1925’lerden sonra uygulamaya konulan ‘2510 sayılı Mecburî İskan Kanunu’ da, ‘anadili türkçe olmayanların eritilmesini, dağıtılmasını ve mecburî iskana tâbi tutulanlardan türk olmayanların yeniden mahalle, köy, kasaba vs. oluşturmalarının yasak olduğunu’ âmirdi..

Bunları niye mi tekrarlıyorum..

İnanç birliğini esas alan ve ‘İslam inancına bağlı olanların ancak kardeş olduğunu’  hükme bağlıyan ‘İslam Milleti’  gerçeğimizin ‘insan’ ölçüsünü unutturan; bütün insanlar aynı maddî cevherden geldiği halde, insanlar arasında bu maddî cevhere göre üstünlük ve aşağılıklar varolduğu zehrini zihinlerimize şırıngalayan etnik ‘ifrit’lerin kıvrandırıcı acılarını bize daha bir yaşatan gelişmelerin içinde; eski  KKK. em. org. Aytaç Yalman’ ın acı itirafları üzerine..

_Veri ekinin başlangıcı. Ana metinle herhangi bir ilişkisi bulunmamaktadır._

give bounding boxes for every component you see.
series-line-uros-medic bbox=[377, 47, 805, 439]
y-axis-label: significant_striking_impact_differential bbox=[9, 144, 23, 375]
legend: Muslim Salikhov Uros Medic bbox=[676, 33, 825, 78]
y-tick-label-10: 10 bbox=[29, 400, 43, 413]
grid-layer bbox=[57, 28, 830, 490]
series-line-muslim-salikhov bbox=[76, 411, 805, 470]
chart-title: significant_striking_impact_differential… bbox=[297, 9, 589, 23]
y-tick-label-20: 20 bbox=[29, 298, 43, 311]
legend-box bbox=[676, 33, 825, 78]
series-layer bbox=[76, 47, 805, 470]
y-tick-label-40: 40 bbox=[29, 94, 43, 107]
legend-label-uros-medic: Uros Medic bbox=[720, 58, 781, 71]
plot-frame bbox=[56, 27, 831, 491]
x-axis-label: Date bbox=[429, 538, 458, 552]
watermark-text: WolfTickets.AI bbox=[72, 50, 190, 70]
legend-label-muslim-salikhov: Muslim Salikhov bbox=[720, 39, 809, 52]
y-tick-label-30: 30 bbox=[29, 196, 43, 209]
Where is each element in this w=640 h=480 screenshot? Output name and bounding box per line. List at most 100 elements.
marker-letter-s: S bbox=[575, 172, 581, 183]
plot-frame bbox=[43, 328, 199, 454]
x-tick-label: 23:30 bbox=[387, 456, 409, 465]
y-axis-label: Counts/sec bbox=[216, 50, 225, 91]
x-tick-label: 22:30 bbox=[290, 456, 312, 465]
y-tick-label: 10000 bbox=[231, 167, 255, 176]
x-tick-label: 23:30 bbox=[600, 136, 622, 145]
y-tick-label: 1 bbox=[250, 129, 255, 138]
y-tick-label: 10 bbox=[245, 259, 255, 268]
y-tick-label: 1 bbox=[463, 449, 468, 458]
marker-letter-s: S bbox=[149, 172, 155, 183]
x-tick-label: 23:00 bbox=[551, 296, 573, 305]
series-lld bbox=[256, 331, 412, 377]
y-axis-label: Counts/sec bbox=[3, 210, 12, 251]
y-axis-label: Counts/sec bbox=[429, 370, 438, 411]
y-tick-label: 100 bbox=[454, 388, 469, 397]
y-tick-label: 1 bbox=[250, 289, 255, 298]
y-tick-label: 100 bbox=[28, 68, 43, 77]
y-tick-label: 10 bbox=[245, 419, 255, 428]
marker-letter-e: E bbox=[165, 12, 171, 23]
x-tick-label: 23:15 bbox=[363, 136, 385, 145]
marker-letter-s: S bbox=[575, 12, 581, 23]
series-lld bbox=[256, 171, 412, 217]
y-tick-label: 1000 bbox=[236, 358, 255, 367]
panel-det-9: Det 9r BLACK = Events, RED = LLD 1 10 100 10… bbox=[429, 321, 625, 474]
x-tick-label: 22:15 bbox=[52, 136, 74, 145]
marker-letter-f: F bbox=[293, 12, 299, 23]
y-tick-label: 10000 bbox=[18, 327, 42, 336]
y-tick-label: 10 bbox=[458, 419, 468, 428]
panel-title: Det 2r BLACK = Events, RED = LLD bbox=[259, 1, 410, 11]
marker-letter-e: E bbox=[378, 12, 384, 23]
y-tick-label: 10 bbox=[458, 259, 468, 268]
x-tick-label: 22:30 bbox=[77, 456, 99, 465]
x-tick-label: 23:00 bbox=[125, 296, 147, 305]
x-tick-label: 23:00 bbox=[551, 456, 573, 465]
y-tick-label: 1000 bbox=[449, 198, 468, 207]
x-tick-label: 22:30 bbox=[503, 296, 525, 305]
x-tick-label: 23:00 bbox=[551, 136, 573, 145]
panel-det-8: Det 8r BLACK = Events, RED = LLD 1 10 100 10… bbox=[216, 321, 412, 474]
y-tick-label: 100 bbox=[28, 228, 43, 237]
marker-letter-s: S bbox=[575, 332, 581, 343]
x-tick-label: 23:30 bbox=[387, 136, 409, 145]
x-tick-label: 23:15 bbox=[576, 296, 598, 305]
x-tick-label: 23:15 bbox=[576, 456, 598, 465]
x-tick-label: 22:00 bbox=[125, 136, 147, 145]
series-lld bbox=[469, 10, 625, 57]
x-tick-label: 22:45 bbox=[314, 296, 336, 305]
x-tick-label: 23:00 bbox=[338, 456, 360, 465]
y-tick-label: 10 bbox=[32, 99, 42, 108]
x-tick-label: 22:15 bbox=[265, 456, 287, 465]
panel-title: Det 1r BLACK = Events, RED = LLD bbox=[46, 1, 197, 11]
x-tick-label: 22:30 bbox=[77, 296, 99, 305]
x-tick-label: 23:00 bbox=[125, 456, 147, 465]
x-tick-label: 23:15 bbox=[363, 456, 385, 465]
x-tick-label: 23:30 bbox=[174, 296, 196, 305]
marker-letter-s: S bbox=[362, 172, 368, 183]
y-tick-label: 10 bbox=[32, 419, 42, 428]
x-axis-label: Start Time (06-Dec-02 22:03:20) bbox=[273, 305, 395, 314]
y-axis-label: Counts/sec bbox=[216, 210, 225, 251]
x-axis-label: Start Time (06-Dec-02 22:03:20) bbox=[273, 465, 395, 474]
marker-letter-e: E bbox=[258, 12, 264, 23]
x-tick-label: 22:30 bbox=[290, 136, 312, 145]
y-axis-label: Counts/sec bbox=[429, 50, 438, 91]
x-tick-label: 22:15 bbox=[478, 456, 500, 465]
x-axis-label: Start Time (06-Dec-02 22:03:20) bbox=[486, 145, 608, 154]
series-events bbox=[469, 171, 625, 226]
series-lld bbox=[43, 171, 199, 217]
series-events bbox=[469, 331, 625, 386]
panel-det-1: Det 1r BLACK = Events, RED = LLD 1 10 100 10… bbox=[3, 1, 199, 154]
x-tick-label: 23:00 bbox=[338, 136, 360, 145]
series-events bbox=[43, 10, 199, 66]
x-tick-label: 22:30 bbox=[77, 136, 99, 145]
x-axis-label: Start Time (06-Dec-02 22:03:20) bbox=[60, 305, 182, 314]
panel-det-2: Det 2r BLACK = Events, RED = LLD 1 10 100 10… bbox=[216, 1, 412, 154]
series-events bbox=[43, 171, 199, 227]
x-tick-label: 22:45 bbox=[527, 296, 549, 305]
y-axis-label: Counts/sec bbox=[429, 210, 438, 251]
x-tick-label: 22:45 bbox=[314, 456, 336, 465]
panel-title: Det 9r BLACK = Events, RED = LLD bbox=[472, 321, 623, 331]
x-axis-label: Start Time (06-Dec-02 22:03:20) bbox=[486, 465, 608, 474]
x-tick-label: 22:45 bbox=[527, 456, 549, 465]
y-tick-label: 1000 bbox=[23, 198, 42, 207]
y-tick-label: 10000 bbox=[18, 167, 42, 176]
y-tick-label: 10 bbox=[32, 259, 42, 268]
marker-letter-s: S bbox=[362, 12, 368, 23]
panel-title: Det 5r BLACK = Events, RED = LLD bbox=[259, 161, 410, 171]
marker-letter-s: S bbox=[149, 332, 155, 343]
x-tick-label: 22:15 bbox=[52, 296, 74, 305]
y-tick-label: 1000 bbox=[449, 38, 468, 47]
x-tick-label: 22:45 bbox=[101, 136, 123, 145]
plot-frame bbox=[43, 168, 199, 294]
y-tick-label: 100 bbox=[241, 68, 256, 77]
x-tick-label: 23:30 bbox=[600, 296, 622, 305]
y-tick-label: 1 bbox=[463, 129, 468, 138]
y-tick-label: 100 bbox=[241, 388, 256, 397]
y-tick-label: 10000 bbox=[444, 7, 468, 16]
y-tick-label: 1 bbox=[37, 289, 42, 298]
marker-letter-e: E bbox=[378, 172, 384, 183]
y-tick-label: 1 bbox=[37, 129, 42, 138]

3 Kasım tarihli Milliyet’teki şu sığlığa bakar mısınız, tahammül gücünüzü toplayıp.. ‘Bizler Kürt yoktur diye eğitilmişiz. Kürtleri, Türklerin kolu olarak görüyoruz. Ortalıkta, işte dağlarda gezerken, karda yürürken kart-kurt sesleri çıktığı için Kürt denilmiştir gibi tarifler dolaşıyor. O dönemde sosyal istekleri biz 'yıkıcı faaliyetler'  kapsamında görüyorduk. Bu durum iki noktayı gösteriyor: BİR: Biz olayın sosyal yönünü görmemişiz, dolayısıyla sorunu zamanında görmemişiz. İKİ: Bir asimilasyon olmamış.’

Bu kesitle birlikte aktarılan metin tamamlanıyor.